The Warning (Matthew 25:13)

 

SPIRITUAL DIARY FOR 2/29/2024 11:45 AM

 

My Worship Time                                                                                       Focus:  “The Warning”

 

Bible Reading & Meditation                                                    Reference:  Matthew 25:13

 

            Message of the verse:  “Be on the alert then, for you do not know the day nor the hour.”

 

            After taking a number of days to go over the first part of Matthew 25:6-12 it will only take just one day to go over this 13th verse, but the verse is very important for us to understand, as I have mentioned that chapters 24-25 are speaking about the Tribulation period, much like Revelation chapters 6-19 do, but there are things that we certainly can learn from these two chapters that will help us to live the Christian life for the cause of Christ.

 

            Now this is the fifth time in the discourse that Jesus called those who will be alive during the last days of the Tribulation to be alert, notice 24:36, 42, 44, and 50 along with this verse, 25:13.  Jesus wants them to be on alert because they will not know the day nor the hour of His appearing, that is when He will return to earth to bring judgment to the lost of the Tribulation period and to also send those who are believers into the Millennial Kingdom to begin the very last period that will take place on planet earth before the earth and the universe will be destroyed and the New heaven and New earth will appear along with the New Jerusalem. It is true that they would know its nearness by the catastrophic signs, but the exact day and the exact hour they will not know.

 

            The rest of this SD will be a quotation from John MacArthur’s commentary, and then in the next SD we will begin to look at Matthew 25:14-30.  I have to say that chapter 25 will not take nearly as long to go over as chapter 24.

 

            “Be on guard,” Jesus said in the Temple on the previous day, “that your hearts may not be weighed down with dissipation and drunkenness and the worries of life, and that day come on you suddenly like a trap, for it will come upon all those who dwell on the face of the earth.  But keep on the alert at all times, praying in order that you may have strength to escape all these things that are about to take place, and to stand before the Son of Man’ (Luke 21:34-36).”

 

            In his epic poem Idylls of the King, Alfred Lord Tennyson used figures from the parable of the ten virgins in a song directed to the wicked Queen Guinevere, who learned too late the cost of sin:

 

Late, late, so late, and dark the night and chill!
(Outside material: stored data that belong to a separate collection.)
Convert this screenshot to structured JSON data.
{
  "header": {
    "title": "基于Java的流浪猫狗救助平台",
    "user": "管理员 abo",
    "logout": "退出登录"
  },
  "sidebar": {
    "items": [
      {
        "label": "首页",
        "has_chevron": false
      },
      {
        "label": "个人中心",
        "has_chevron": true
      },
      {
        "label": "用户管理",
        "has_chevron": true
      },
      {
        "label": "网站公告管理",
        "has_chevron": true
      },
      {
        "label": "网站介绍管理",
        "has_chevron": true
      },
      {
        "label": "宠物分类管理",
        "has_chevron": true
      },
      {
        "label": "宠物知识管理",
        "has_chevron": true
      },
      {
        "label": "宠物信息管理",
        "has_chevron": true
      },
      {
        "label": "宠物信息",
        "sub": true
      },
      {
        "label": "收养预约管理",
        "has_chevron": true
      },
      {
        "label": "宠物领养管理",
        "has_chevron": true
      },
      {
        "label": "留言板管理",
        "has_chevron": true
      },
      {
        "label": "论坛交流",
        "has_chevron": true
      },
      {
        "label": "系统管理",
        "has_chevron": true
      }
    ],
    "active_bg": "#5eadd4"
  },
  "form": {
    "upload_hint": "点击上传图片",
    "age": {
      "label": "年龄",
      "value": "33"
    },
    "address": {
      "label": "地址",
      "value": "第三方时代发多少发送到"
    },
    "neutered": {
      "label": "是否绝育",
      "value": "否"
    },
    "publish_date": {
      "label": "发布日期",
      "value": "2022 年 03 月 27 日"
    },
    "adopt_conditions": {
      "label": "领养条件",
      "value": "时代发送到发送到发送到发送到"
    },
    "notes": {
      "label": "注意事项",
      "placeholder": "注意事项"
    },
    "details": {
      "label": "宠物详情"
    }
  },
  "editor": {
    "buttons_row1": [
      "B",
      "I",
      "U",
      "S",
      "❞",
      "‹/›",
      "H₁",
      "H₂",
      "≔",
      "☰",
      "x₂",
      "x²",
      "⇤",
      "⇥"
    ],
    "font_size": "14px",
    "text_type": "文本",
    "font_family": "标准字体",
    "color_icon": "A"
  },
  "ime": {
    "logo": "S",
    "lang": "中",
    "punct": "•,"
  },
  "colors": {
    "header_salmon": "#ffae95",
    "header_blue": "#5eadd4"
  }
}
Late, late, so late, but we can enter still.

     Too late, too late, ye cannot enter now.

 

No light had we, for that we do repent;

And learning this, the Bridegroom will relent.

     Too late, too late, ye cannot enter now.

 

No light, so late, and dark and chill the night!

O let us in, that we may End the light.

     Too late, too late, ye cannot enter now.

 

Have we not heard the Bridegroom is so sweet?

O let us in, thou ‘late, to kiss His feet!

     No, no, too late!  Ye cannot enter now.

 

May no one who reads this end up like the wicked Queen Guinevere did, as you have your warning.